Ya luego trascendería (para eso de los trascendidos la 4T se pinta sola) que si Urzúa no sabía, fue porque quien realmente operó y dio forma al plan de financiamiento fue el secretario de Relaciones Exteriores, Marcelo Ebrard.
Pero vayamos a las situaciones, dichos y hechos exclusivos de la semana que recién concluyó. El martes, Germán Martínez presentó su renuncia a la dirección general del IMSS y en una larguísima carta de explicaciones, detalló la “perniciosa injerencia” de Hacienda en el instituto y lo más grave: dio cuenta de cómo los recortes presupuestales estaban ya causando estragos en la atención y los servicios médicos a la población derechohabiente, así como en el abasto y distribución de medicinas.

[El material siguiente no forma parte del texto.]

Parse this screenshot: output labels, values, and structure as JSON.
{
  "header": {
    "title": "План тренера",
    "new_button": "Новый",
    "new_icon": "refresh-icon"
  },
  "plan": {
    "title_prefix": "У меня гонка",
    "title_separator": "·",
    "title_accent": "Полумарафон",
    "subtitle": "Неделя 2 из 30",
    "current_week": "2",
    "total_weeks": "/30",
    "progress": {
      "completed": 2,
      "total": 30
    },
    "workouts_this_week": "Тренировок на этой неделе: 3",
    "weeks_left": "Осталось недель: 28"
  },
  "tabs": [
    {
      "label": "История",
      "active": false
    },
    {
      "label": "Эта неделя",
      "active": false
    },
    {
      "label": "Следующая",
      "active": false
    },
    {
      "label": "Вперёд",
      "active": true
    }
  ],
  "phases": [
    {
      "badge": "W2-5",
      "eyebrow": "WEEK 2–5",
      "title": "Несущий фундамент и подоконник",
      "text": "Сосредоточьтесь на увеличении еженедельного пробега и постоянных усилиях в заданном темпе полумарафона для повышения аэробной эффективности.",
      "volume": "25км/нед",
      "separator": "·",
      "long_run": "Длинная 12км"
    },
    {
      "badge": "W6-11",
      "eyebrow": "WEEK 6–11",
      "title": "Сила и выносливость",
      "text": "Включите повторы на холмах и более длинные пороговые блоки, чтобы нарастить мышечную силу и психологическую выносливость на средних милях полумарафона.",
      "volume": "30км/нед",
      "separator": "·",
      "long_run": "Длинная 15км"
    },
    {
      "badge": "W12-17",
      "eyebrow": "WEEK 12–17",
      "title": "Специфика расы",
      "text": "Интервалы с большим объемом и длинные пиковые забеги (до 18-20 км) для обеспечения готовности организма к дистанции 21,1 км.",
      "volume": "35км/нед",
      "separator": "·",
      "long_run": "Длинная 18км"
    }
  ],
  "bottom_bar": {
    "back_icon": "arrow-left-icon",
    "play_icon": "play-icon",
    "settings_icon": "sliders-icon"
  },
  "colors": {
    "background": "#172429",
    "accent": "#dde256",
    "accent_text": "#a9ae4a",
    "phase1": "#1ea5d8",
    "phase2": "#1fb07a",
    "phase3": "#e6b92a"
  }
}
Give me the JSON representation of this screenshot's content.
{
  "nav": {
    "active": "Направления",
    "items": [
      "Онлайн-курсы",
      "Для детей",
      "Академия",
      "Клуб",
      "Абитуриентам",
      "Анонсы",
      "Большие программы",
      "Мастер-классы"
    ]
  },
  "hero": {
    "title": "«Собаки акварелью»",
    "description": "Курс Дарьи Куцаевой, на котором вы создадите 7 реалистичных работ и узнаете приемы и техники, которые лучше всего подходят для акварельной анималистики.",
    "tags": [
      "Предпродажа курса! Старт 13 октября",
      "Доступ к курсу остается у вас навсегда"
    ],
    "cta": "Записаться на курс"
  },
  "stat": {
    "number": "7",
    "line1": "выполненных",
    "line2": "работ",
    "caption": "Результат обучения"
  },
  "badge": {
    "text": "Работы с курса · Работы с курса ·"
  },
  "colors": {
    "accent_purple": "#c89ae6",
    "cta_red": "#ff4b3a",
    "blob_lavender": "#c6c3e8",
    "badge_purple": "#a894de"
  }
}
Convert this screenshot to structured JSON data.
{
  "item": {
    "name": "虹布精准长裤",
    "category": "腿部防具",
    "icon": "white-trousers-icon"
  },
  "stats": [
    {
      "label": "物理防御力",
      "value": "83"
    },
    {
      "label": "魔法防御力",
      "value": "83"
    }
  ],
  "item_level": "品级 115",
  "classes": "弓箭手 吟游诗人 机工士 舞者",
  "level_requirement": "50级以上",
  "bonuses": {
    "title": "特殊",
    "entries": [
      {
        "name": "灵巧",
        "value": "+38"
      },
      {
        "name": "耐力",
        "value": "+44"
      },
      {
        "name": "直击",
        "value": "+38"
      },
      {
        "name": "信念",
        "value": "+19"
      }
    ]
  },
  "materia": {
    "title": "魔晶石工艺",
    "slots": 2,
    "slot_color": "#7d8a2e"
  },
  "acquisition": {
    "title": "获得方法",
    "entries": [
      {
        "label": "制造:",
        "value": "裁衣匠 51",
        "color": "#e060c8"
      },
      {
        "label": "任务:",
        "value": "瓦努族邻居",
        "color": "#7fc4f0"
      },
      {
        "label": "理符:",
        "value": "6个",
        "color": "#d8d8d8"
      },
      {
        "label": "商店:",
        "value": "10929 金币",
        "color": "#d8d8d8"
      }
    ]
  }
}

La reacción del presidente no se hizo esperar: unas horas después de la renuncia de Martínez y al siguiente día, descalificó los argumentos del ahora ex funcionario e incluso lo criticó por su falta de carácter y por no haberse rebelado ante Hacienda. Sus personeros, en tanto, se encargaron de acusar al ex titular del IMSS de “traidor” y mal servidor público.
Nada de lo que acusó Martínez Cazares fue aceptado. El presidente, como siempre tiene otros datos. Y endureció su posición contra los medios, por andar “inventando” que hay desabasto de medicinas y recortes en el sector salud: de ser fifis, pasaron a ser los periodistas unos “hampones”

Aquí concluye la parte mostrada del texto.